The libelant challenges the right of respondents to deduct for commissions from the aggregate freight due on the Chappell charter, asserting that the commissions were a liability of the vessel. Exploration of the merits of this issue was deferred at the trial on the assumption that the question would be resolved at a later hearing to be held for the purpose of calculating damage. It was also implied that the parties could perhaps compose their differences as to this item pendente lite. If they still contest the item of commission the merits of the question should be litigated at a further hearing in this matter, provision for which will be made herein.
The complexity of the calculations designed to be made as a result of this opinion is such that the court deems it necessary to conduct another hearing to frame clearly the problem to be submitted.
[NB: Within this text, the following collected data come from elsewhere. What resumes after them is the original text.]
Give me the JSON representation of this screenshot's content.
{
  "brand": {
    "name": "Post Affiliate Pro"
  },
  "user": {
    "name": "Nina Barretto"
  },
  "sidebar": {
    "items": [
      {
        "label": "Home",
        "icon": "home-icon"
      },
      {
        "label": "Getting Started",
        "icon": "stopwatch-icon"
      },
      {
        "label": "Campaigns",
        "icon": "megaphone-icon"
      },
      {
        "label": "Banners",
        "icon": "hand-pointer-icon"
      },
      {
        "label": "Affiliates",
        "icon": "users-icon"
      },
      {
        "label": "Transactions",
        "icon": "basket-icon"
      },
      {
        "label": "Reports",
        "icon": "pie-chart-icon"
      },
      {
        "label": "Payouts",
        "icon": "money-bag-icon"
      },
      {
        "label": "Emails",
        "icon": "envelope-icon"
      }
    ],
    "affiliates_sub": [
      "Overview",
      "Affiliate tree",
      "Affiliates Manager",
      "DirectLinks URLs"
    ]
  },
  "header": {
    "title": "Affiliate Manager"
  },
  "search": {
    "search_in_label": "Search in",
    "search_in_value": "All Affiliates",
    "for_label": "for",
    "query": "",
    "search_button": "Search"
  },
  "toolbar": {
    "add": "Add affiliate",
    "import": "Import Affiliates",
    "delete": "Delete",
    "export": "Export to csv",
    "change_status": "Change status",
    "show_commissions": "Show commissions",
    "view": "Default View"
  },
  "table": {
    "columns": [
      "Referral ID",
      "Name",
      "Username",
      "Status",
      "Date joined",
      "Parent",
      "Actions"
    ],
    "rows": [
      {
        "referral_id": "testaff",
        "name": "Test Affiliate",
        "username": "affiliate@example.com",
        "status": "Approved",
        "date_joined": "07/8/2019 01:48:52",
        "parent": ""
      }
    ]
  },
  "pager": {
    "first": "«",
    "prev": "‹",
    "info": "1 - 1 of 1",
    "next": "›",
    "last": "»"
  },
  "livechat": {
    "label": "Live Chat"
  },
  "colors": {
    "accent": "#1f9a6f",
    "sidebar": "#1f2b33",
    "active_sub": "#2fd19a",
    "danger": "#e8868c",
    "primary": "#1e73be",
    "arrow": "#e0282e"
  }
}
Monday, October 13, 1952, at 10 a.m., in Courtroom No. 2 in the federal building at Trenton, New Jersey is fixed as the day for such hearing, at which time the matters requiring further proofs as heretofore mentioned, will be considered.
The disposition of the suit outlined herein refutes the cross-libel of the respondent, Union Carbide, that the attachment of the cargo was so arbitrary, excessive and illegal as to warrant recovery of the damages claimed by it. Hence it will be dismissed.
Settlement of an order for judgment on this opinion should be deferred pending the further hearing as fixed herein.